Job Postings by Industry
Why this visualization?
This bar chart helps identify which industries have the highest number of job postings. It provides insights into industry demand, helping job seekers target sectors with more opportunities.
import plotly.express as px
import plotly.io as pio
# Set Plotly renderer for Quarto or Jupyter
pio.renderers.default = "notebook"
# Get top 20 industries by job postings
top_n = 20
industry_counts = df["naics6_name"].value_counts().nlargest(top_n).reset_index()
industry_counts.columns = ["Industry", "Count"]
# Create horizontal bar chart with a taller y-axis
fig = px.bar(
industry_counts,
x="Industry",
y="Count",
title=f"Top {top_n} Job Postings by Industry (NAICS6)",
labels={"Industry": "Industry", "Count": "Number of Job Postings"}
)
# Extend y-axis and increase figure height
fig.update_layout(
xaxis_title="Industry",
yaxis_title="Number of Job Postings",
yaxis=dict(range=[0, industry_counts["Count"].max() * 1.2]), # Extend y-axis
height=1000 # Increase figure height for better spacing
)
fig.show()Insights
Custom Computer Programming Services, Administrative Management, and Employment Placement Agencies have the highest job postings, indicating strong demand in tech, consulting, and staffing sectors. Computer Systems Design and Commercial Banking also show significant job availability, reflecting growth in IT and finance. Unclassified Industry has the highest count, which may indicate miscategorized job postings or emerging sectors not yet classified. Other industries like Commercial Banking, Health Insurance, and Educational Services also show moderate job availability.

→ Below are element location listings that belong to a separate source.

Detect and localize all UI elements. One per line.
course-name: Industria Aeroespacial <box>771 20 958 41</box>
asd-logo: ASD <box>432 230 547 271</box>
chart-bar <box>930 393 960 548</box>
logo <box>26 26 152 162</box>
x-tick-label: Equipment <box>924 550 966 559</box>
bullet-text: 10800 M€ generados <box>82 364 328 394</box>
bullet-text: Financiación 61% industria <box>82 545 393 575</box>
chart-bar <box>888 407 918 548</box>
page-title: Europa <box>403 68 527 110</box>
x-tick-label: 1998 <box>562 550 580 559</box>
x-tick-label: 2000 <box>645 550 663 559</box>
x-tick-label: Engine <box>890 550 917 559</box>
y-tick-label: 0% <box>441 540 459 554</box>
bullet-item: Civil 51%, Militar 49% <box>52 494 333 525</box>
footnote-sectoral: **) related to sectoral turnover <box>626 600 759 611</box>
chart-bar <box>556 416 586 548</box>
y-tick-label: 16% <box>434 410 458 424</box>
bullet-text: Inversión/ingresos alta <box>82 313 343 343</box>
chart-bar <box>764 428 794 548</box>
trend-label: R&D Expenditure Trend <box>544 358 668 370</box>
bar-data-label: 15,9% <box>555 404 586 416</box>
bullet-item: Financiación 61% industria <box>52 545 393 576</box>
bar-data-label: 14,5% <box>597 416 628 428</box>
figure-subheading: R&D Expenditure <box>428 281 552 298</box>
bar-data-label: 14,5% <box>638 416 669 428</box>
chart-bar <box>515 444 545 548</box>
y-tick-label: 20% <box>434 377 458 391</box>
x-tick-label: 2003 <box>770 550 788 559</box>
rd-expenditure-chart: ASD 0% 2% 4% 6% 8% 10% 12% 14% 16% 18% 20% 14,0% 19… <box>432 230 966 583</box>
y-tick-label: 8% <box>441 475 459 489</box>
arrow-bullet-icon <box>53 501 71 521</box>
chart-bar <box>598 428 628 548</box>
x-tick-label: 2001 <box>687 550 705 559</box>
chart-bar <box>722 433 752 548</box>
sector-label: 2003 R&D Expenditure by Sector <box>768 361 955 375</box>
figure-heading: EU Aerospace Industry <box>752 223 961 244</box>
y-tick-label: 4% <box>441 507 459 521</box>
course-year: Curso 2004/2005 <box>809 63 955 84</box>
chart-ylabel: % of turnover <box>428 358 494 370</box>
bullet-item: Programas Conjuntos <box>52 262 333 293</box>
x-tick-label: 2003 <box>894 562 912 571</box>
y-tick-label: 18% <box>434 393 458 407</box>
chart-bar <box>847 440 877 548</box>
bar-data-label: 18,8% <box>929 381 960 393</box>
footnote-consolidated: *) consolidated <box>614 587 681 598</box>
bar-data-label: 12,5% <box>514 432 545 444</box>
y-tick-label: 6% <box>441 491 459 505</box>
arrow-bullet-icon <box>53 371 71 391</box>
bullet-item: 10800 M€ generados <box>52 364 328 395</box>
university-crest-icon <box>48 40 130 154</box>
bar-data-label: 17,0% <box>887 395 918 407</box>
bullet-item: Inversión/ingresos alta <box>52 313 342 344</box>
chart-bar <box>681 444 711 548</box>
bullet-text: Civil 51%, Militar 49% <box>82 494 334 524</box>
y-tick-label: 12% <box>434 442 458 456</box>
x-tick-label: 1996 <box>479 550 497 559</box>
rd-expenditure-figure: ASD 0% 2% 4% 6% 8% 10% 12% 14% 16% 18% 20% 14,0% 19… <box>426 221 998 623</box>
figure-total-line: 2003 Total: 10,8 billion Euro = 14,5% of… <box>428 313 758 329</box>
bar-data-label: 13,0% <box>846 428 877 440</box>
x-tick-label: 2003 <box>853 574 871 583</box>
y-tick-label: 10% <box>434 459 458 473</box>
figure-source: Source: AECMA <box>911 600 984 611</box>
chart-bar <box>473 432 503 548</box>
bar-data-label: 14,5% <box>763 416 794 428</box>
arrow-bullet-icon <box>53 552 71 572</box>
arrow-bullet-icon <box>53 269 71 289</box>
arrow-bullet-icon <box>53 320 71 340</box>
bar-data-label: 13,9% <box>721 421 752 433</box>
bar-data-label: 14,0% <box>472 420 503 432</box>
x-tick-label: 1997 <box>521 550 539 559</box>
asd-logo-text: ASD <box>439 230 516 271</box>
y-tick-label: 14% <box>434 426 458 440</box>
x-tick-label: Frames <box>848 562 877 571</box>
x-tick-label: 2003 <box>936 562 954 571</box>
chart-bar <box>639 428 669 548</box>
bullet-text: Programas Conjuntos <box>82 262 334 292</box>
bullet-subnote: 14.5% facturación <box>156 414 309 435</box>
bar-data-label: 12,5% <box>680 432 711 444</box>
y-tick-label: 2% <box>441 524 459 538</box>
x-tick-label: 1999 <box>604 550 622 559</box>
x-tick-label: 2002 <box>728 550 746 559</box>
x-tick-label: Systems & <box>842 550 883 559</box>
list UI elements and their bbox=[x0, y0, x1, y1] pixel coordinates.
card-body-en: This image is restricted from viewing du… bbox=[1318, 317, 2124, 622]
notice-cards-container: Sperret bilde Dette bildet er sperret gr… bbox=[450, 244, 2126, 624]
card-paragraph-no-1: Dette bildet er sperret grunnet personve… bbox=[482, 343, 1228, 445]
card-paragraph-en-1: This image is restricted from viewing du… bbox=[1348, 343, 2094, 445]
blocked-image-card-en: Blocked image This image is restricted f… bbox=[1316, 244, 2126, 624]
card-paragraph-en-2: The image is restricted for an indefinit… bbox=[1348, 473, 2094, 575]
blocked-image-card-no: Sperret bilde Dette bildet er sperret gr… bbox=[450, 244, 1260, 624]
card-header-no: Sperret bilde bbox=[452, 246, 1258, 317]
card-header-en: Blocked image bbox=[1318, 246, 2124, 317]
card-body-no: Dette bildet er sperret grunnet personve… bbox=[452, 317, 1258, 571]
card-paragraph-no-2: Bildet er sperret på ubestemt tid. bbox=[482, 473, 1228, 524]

Salary Distribution by Industry
Why this visualization?
This box plot is used to analyze salary distribution across the top 20 industries. It helps compare median salaries, salary variability, and outliers, which is crucial for understanding income potential in different fields.
import plotly.express as px
# Get top 20 industries by job postings
top_n = 20
top_industries = df["naics6_name"].value_counts().nlargest(top_n).index
# Filter dataset for top industries
df_filtered = df[df["naics6_name"].isin(top_industries)]
# Create the box plot with an extended y-axis
fig = px.box(
df_filtered,
x="naics6_name",
y="salary",
title=f"Salary Distribution in Top {top_n} Industries",
labels={"naics6_name": "Industry", "salary": "Salary ($)"},
points="all" # Show all outliers
)
# Extend the y-axis
fig.update_layout(
xaxis_title="Industry",
yaxis_title="Salary ($)",
yaxis=dict(range=[0, df_filtered["salary"].max() * 1.2]), # Extend y-axis 20% above max salary
height=1000 # Increase figure height for better visibility
)
fig.show()Insights
Commercial Banking and Tech-related industries show wide salary ranges, indicating opportunities for growth. Temporary Help Services has the lowest pay, reflecting short-term or contract roles. Tech and finance roles offer both high salaries and significant growth potential.
Remote vs. On-Site Jobs
Why this visualization?
This pie chart compares the distribution of remote, hybrid, and on-site jobs, showing workplace flexibility trends. It helps job seekers understand how common remote opportunities are in the current job market.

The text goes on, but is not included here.